There are several reasons why I took on this role as a "declassified adoptee." Being able to access this sealed documentation has always been stigmatized in the United States. The oldest adoption agencies that have operating roots into some of the most ethical eras of adoption history (e.g. twin studies, girls who "went away," etc.) tend to adamantly oppose adoptees seeing any of these records of their own. Not every adoptee gets the access to their own personal information that I have. I feel the need to divest that privilege on behalf of fellow adoptees. And I am also living proof that a client's right to access documentation about their own lives in adoption (or any other social service) should extend to adoptees. I'm able to represent myself and speak on my own behalf. And I am proud to do so!

The Primary Client of Adoption is the Child
As a social worker, I frequently balance the needs and rights of multiple people in a family at once. When I am called in to help in any situation of any kind, I'm obligated to first and foremost protect the most vulnerable person. In adoption, this person is always the child. My goal is for every child to have a safe and loving home. Adoption is not a goal itself - it's just one of many ways this goal can be reached. That means that my focus is always directly on children - rather than on amplifying adoption or foster care as institutions.

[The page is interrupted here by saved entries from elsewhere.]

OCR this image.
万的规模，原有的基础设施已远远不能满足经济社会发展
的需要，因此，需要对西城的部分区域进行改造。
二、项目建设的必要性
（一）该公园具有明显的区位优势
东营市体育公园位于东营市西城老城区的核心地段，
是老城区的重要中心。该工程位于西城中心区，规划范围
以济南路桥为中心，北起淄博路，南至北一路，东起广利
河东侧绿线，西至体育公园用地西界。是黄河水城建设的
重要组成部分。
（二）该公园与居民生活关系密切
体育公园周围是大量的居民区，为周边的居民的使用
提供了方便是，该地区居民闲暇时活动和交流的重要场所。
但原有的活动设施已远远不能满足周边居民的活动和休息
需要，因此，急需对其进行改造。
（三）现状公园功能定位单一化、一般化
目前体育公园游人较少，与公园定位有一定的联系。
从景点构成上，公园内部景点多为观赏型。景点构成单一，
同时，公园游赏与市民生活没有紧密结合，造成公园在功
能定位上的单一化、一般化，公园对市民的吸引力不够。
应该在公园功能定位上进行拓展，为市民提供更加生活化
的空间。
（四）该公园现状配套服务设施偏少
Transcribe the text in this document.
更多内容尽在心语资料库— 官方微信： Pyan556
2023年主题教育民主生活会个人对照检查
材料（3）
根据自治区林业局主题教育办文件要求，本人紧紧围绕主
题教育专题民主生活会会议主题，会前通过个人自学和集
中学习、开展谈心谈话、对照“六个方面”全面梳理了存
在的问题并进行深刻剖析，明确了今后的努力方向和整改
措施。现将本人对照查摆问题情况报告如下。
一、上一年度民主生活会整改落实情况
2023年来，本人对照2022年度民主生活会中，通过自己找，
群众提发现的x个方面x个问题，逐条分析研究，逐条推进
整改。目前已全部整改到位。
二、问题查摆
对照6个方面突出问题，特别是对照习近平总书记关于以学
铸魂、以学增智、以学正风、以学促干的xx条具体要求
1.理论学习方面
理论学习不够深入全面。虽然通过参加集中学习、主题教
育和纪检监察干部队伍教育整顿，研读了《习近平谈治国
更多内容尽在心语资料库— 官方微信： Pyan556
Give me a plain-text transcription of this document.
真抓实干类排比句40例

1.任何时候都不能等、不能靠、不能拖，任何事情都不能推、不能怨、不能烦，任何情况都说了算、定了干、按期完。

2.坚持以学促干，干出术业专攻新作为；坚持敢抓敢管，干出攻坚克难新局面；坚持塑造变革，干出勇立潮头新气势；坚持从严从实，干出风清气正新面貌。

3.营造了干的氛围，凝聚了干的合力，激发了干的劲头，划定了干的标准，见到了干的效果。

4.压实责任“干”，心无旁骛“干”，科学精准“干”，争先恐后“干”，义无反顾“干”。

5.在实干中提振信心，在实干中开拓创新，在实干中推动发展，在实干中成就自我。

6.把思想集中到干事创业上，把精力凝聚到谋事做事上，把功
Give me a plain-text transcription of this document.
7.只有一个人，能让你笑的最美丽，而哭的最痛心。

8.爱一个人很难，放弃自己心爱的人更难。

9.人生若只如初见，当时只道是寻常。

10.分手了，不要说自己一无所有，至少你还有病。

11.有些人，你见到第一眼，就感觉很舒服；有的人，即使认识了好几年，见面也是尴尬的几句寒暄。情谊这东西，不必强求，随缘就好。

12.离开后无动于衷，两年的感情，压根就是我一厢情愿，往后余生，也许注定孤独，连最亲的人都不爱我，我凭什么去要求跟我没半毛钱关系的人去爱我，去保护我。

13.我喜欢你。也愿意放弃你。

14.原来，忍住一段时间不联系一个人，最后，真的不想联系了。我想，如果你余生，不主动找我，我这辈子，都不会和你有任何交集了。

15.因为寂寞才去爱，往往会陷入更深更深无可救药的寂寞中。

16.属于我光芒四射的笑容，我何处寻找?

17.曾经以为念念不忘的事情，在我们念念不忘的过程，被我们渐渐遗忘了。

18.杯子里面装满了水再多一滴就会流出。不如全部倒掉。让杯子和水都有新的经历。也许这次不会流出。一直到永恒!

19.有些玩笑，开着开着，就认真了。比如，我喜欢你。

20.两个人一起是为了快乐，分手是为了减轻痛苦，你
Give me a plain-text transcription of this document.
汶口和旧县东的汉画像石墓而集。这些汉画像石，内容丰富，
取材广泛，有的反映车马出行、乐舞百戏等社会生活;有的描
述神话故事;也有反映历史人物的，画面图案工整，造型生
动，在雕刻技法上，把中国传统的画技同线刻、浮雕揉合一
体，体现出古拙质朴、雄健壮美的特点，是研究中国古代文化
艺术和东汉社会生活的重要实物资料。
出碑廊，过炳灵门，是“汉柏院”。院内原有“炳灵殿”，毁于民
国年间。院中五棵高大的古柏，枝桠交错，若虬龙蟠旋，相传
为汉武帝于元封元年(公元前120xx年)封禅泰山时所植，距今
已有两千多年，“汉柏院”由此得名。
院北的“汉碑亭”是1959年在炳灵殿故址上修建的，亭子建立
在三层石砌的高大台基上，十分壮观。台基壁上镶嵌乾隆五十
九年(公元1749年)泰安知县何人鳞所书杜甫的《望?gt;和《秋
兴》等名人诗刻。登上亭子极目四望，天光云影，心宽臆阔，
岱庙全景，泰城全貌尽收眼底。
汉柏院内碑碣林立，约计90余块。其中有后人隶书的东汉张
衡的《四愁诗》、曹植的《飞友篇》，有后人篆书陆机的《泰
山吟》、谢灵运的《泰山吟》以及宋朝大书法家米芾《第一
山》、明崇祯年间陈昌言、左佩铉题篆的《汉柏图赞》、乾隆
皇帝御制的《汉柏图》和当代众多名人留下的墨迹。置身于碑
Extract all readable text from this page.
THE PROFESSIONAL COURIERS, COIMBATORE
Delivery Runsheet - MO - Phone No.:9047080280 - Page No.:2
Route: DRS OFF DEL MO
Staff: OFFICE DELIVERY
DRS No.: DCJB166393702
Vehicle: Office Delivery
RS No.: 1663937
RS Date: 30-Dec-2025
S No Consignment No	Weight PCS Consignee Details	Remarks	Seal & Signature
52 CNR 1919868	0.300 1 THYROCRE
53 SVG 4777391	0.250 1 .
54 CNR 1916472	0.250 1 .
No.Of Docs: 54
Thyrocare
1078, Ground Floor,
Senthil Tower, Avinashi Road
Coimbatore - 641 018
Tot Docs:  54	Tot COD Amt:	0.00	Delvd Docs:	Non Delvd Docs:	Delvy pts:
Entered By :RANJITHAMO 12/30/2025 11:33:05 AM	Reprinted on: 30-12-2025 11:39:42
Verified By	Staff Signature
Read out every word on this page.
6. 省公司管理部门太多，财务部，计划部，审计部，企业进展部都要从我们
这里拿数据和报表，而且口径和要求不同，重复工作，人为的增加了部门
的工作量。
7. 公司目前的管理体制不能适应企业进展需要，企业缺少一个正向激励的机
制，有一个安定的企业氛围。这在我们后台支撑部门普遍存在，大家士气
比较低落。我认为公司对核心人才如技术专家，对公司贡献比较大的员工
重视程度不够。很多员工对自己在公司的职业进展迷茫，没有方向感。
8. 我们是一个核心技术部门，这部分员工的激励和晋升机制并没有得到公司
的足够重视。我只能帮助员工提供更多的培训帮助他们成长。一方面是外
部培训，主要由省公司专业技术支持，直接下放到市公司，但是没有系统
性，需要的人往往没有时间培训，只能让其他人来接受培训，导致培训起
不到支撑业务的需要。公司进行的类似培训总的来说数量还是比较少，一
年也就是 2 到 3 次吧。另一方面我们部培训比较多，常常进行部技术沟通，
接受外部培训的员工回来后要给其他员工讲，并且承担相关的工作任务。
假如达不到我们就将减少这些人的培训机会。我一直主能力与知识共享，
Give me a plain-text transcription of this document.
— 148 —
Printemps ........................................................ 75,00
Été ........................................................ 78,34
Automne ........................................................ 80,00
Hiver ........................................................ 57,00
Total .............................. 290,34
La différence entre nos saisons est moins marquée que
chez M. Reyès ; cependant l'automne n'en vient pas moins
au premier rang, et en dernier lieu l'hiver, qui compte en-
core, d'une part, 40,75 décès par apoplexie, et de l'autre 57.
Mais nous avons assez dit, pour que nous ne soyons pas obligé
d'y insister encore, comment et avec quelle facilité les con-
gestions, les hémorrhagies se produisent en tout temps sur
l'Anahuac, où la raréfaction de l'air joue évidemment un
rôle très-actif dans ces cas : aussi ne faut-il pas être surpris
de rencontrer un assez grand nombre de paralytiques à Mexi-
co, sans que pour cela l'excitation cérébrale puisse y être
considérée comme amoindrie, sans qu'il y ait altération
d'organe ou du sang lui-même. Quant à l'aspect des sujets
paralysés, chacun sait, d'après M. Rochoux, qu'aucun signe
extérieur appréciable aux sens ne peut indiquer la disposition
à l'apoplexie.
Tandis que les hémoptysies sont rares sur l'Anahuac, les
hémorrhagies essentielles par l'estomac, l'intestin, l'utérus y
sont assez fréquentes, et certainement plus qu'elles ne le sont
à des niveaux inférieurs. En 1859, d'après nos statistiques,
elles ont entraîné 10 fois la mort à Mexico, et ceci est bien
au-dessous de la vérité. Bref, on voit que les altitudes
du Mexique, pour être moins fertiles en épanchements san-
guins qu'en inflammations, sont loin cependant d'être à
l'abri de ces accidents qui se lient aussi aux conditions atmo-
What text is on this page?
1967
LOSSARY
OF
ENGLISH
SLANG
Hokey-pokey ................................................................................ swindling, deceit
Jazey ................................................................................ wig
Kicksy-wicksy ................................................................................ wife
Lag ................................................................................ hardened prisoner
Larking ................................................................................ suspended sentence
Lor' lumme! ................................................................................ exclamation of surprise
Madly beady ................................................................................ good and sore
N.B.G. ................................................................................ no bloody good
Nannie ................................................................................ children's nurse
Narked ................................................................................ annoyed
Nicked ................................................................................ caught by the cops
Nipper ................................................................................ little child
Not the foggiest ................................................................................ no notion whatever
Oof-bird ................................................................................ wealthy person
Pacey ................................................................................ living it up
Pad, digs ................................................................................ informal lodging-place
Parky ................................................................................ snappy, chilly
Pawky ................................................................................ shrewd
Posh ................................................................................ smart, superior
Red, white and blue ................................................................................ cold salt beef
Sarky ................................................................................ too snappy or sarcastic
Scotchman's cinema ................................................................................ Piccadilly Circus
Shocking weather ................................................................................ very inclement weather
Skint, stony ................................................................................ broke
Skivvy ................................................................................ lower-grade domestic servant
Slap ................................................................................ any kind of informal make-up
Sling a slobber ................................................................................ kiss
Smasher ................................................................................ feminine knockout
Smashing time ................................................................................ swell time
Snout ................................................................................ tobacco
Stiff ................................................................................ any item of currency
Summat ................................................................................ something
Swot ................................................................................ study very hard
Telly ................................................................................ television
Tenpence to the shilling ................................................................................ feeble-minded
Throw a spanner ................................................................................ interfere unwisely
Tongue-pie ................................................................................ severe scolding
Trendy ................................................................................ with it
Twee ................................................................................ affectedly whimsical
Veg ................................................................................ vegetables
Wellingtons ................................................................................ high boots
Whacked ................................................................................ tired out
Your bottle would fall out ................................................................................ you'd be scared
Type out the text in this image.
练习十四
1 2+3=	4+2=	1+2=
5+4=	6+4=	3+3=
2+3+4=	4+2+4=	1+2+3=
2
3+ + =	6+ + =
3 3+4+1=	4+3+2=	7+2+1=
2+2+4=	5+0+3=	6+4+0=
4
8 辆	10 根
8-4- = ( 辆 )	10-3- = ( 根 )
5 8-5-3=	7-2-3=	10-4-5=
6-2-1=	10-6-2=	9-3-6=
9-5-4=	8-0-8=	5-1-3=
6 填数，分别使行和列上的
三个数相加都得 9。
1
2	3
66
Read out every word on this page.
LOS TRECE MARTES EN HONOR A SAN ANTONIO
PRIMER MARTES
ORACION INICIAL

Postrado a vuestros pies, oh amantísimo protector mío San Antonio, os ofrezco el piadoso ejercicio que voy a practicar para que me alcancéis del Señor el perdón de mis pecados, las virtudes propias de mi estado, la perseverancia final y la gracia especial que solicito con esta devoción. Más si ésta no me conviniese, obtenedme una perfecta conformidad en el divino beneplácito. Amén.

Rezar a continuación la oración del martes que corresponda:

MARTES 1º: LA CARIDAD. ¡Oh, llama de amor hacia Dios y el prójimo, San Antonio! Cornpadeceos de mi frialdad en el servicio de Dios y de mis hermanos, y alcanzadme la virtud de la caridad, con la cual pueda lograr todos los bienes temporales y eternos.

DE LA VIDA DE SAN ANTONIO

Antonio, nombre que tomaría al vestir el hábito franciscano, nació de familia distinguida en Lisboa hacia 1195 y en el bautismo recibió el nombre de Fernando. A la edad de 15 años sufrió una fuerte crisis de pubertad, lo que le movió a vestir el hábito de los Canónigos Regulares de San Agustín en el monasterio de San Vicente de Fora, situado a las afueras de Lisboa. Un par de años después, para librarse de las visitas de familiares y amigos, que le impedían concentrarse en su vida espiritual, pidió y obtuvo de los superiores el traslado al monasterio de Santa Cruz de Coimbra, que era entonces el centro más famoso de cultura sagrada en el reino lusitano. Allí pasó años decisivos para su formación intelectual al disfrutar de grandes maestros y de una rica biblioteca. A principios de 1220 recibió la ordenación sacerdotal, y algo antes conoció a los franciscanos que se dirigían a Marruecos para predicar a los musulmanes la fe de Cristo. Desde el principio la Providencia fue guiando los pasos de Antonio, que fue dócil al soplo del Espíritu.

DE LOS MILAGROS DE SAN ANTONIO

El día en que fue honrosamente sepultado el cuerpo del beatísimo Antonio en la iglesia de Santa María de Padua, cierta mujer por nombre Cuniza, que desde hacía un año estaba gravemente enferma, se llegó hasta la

You can kind of liken this to focusing on caring for a patient rather than praising the hospital or the medical system. You can also liken this to focusing on someone's spiritual needs rather than praising a specific church or religion. I am a child advocate and a humanist at heart.

Foster care is about reunifying families. Adoption is about finding homes for kids that need homes - not finding kids for homes that want kids. I'm proud to partner with adoptees, fellow professionals, and original/foster/adoptive parents to center adoption on children and on adoptees.
 
What Else Should my Audience Know?
I am a feminist. I am dedicated to anti-racism. I am LGBTQIA+ affirming. My drive to be culturally competent and respectful is a lifelong journey. I strive to be inclusive and accommodating of people with disabilities. I desire to be a responsible citizen of the world.

Everyone is Welcome to Respectfully Engage with me
There may be one more elephant in the room. My writing is often blunt, technical, and academic. This is my comfort-level when I write. This can make people feel intimidated and afraid to say something wrong for fear they will look unintelligent or not "woke" enough. I want you to know that, I'm afraid of not looking intelligent or "woke" or respectful enough too. Mis-communicating or hurting someone's feelings unintentionally make me feel awful. I'm doing the very best that I can, and it's very easy for me to tell when others are too. We are all human, and I am very thankful for anyone and everyone who is brave and bold enough to show up for adopted youth and adults.